As such, the PCAST report identifies several “push” and “pull” mechanisms, including a tradable period of wildcard exclusivity, that it says could help stimulate and reward antibiotic development; though with the caveat that the various options “as well as others, should be carefully analyzed with respect to the magnitude of incentive needed to have a meaningful impact on drug development, total cost, relative economic efficiency, and political feasibility.”  According to the report:

[One] approach would be to reward a successful developer of an important antibiotic with a ‘tradable voucher’  (sometimes called a ‘wildcard voucher’) that provides a short extension to the patent life (or market exclusivity period) of any drug.  The developer could sell the voucher to another company with a blockbuster drug whose patent is soon to expire.

Such a voucher could be very valuable, providing a powerful incentive to potential innovators.  For a mature blockbuster drug with $4 billion in annual sales, a three-month extension would yield $1 billion in additional sales – corresponding to profits of $800 million, assuming margins on a mature drug of 80%.  Such an incentive might elicit considerable interest from the venture capital community in launching biotechnology companies focused on new antibiotic development. 

There are several advantages to this approach, says PCAST, including that “[i]t would leave innovation decisions up to the free market,” “would not require direct appropriation from the Federal discretionary budget,” and that “[t]he overall cost of incentivizing antibiotic development would be spread across many different drugs, with the cost of any given three-month extension being limited.”  But as the PCAST report also notes, “[t]he key issue with this approach is that it would delay the transition of other drugs to generic status.”  Such delay could raise significant opposition from an array of stakeholders, including patients, public health advocates, generic drug manufacturers.  “Public health advocates, for example, may ask why patients taking a statin drug (or their insurers) should bear the financial burden of incentivizing antibiotic development.”  Moreover, “the total social cost of this approach is likely to be larger than some other solutions because antibiotic developers will require a fraction of the value of the tradable vouchers,” says PCAST. 

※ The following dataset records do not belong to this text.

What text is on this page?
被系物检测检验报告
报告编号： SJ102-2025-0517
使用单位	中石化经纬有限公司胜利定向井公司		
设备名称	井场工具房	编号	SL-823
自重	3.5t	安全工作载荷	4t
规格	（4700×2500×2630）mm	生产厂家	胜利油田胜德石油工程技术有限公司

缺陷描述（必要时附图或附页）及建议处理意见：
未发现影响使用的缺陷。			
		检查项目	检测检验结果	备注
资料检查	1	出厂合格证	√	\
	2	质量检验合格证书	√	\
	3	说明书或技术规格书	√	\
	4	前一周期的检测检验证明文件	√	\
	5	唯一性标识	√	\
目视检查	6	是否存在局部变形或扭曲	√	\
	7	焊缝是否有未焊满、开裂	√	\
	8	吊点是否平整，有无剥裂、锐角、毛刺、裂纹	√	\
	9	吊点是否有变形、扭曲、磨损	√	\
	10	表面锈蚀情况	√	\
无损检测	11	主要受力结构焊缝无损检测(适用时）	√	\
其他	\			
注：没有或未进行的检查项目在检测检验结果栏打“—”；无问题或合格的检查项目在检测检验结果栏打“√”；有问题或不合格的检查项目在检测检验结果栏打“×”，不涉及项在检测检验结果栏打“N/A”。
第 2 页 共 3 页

The concept of wildcard exclusivity is not new.  It has cropped up from time to time over the years.  We’ve seen it discussed in reports and in the published literature generally, and specifically in the context of providing an incentive for antibiotic and cancer drug development (see here, here, here, and here).  It’s also a concept that Congress debated including in the law a decade ago in the context of bioterrorism countermeasure development (see here at pages 17-18).  That effort drew sharp criticism from the Generic Pharmaceutical Association (see here).  

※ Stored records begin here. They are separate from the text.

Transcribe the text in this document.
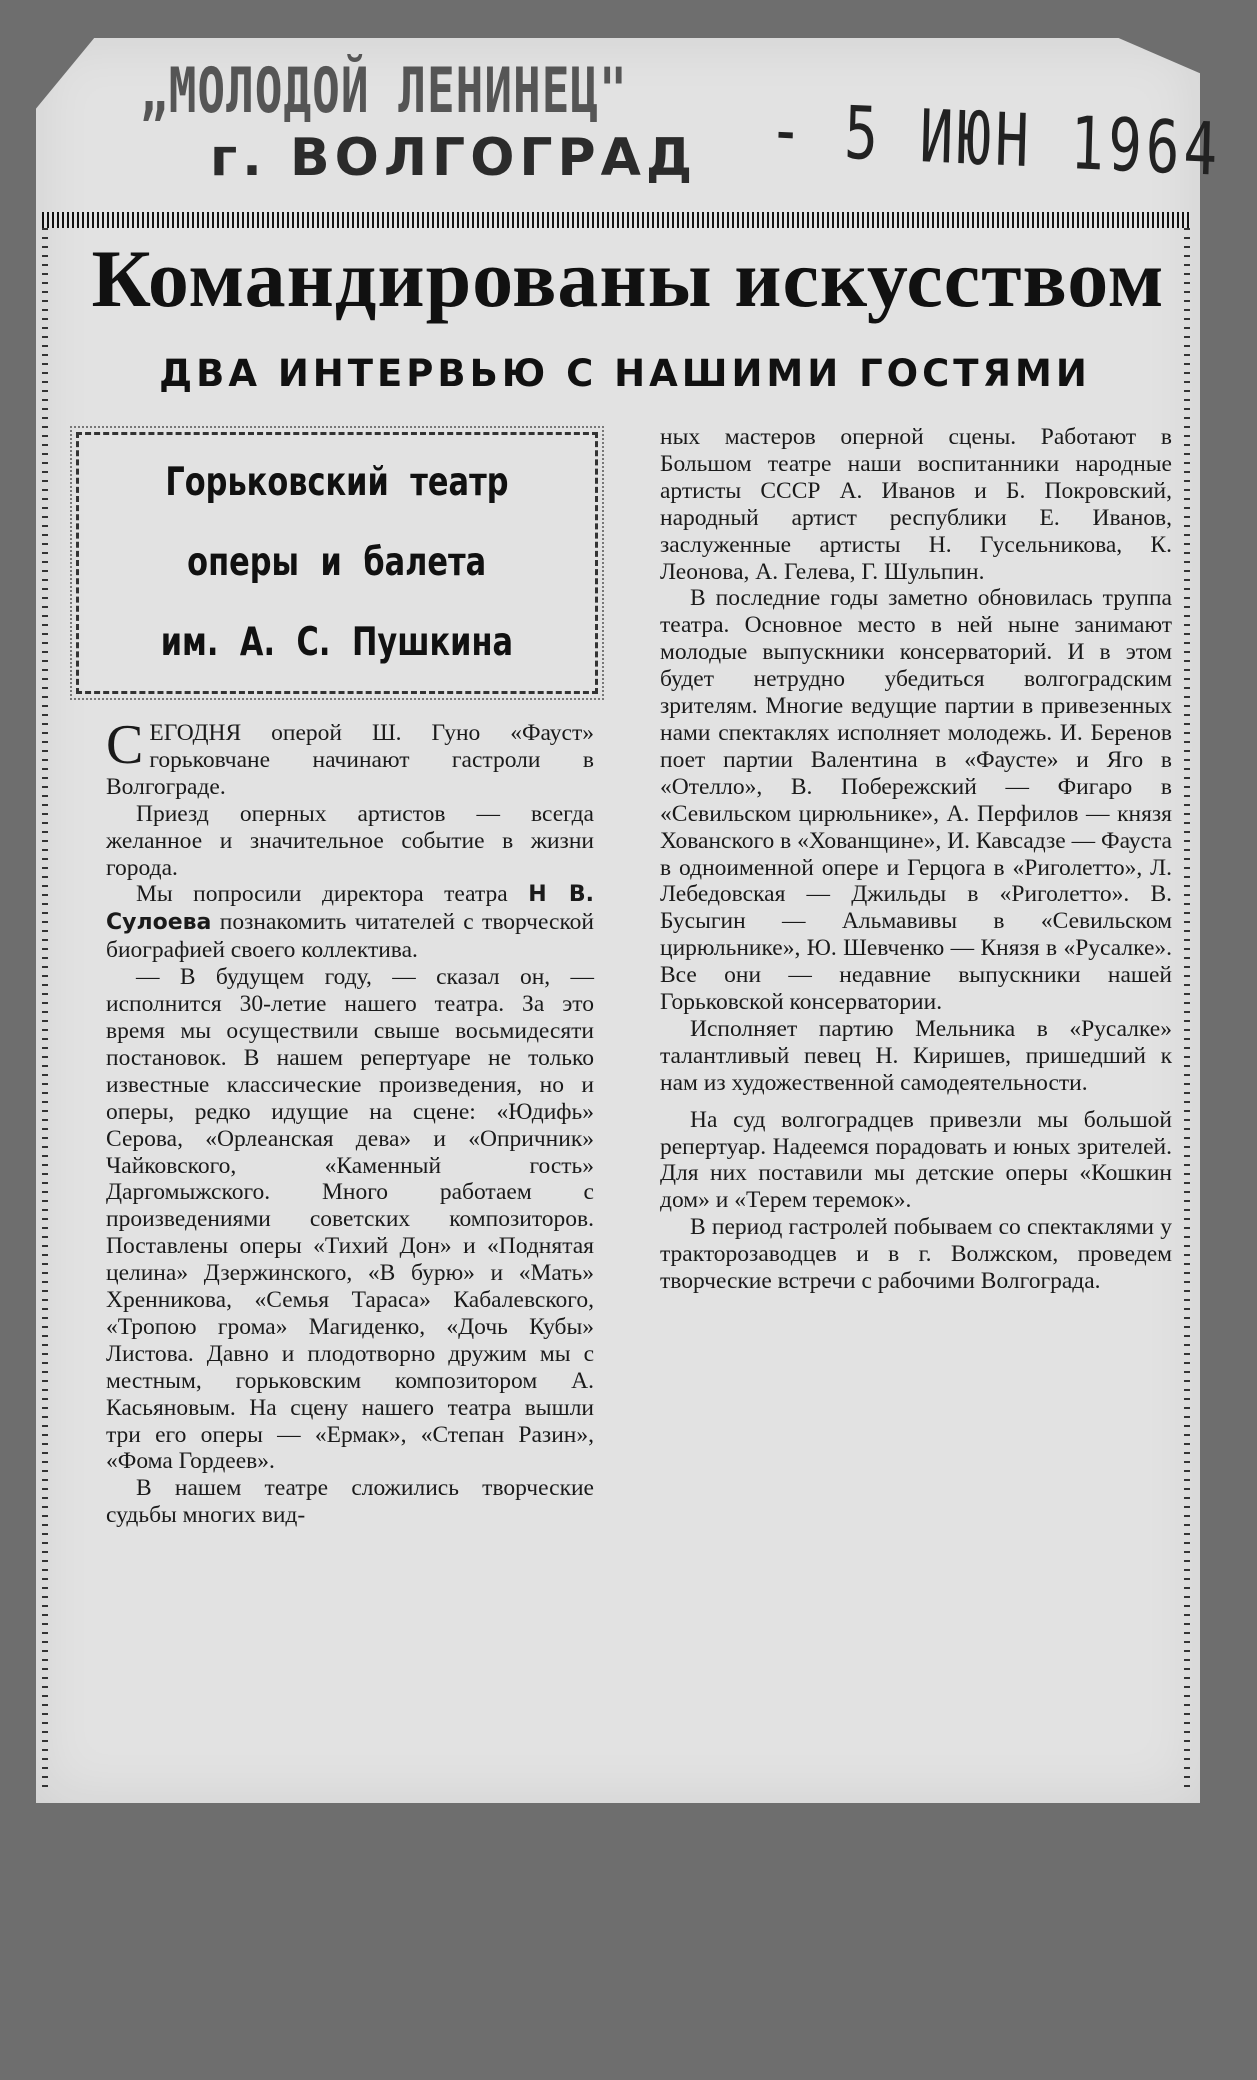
„МОЛОДОЙ ЛЕНИНЕЦ"
г. ВОЛГОГРАД - 5 ИЮН 1964
Командированы искусством
ДВА ИНТЕРВЬЮ С НАШИМИ ГОСТЯМИ
Горьковский театр
оперы и балета
им. А. С. Пушкина

СЕГОДНЯ оперой Ш. Гуно «Фауст» горьковчане начинают гастроли в Волгограде.

Приезд оперных артистов — всегда желанное и значительное событие в жизни города.

Мы попросили директора театра Н В. Сулоева познакомить читателей с творческой биографией своего коллектива.

— В будущем году, — сказал он, — исполнится 30-летие нашего театра. За это время мы осуществили свыше восьмидесяти постановок. В нашем репертуаре не только известные классические произведения, но и оперы, редко идущие на сцене: «Юдифь» Серова, «Орлеанская дева» и «Опричник» Чайковского, «Каменный гость» Даргомыжского. Много работаем с произведениями советских композиторов. Поставлены оперы «Тихий Дон» и «Поднятая целина» Дзержинского, «В бурю» и «Мать» Хренникова, «Семья Тараса» Кабалевского, «Тропою грома» Магиденко, «Дочь Кубы» Листова. Давно и плодотворно дружим мы с местным, горьковским композитором А. Касьяновым. На сцену нашего театра вышли три его оперы — «Ермак», «Степан Разин», «Фома Гордеев».

В нашем театре сложились творческие судьбы многих вид-

ных мастеров оперной сцены. Работают в Большом театре наши воспитанники народные артисты СССР А. Иванов и Б. Покровский, народный артист республики Е. Иванов, заслуженные артисты Н. Гусельникова, К. Леонова, А. Гелева, Г. Шульпин.

В последние годы заметно обновилась труппа театра. Основное место в ней ныне занимают молодые выпускники консерваторий. И в этом будет нетрудно убедиться волгоградским зрителям. Многие ведущие партии в привезенных нами спектаклях исполняет молодежь. И. Беренов поет партии Валентина в «Фаусте» и Яго в «Отелло», В. Побережский — Фигаро в «Севильском цирюльнике», А. Перфилов — князя Хованского в «Хованщине», И. Кавсадзе — Фауста в одноименной опере и Герцога в «Риголетто», Л. Лебедовская — Джильды в «Риголетто». В. Бусыгин — Альмавивы в «Севильском цирюльнике», Ю. Шевченко — Князя в «Русалке». Все они — недавние выпускники нашей Горьковской консерватории.

Исполняет партию Мельника в «Русалке» талантливый певец Н. Киришев, пришедший к нам из художественной самодеятельности.

На суд волгоградцев привезли мы большой репертуар. Надеемся порадовать и юных зрителей. Для них поставили мы детские оперы «Кошкин дом» и «Терем теремок».

В период гастролей побываем со спектаклями у тракторозаводцев и в г. Волжском, проведем творческие встречи с рабочими Волгограда.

Congress may once again be poised to consider wildcard exclusivity.  Indeed, the topic was discussed on Capitol Hill just a day after the release of the PCAST report when the Subcommittee on Health of the House Committee on Energy and Commerce held a hearing as part of the broader 21st Century Cures Initiative, titled “Examining Ways to Combat Antibiotic Resistance and Foster New Drug Development.”  A 21st Century Cures Initiative bill is expected to be dropped in January 2015 and may incorporate some of the “push” and “pull” incentives laid out in the PCAST report.  That bill could ultimately be wrapped into a broader FDA bill that reauthorizes and amends several of the user fee acts.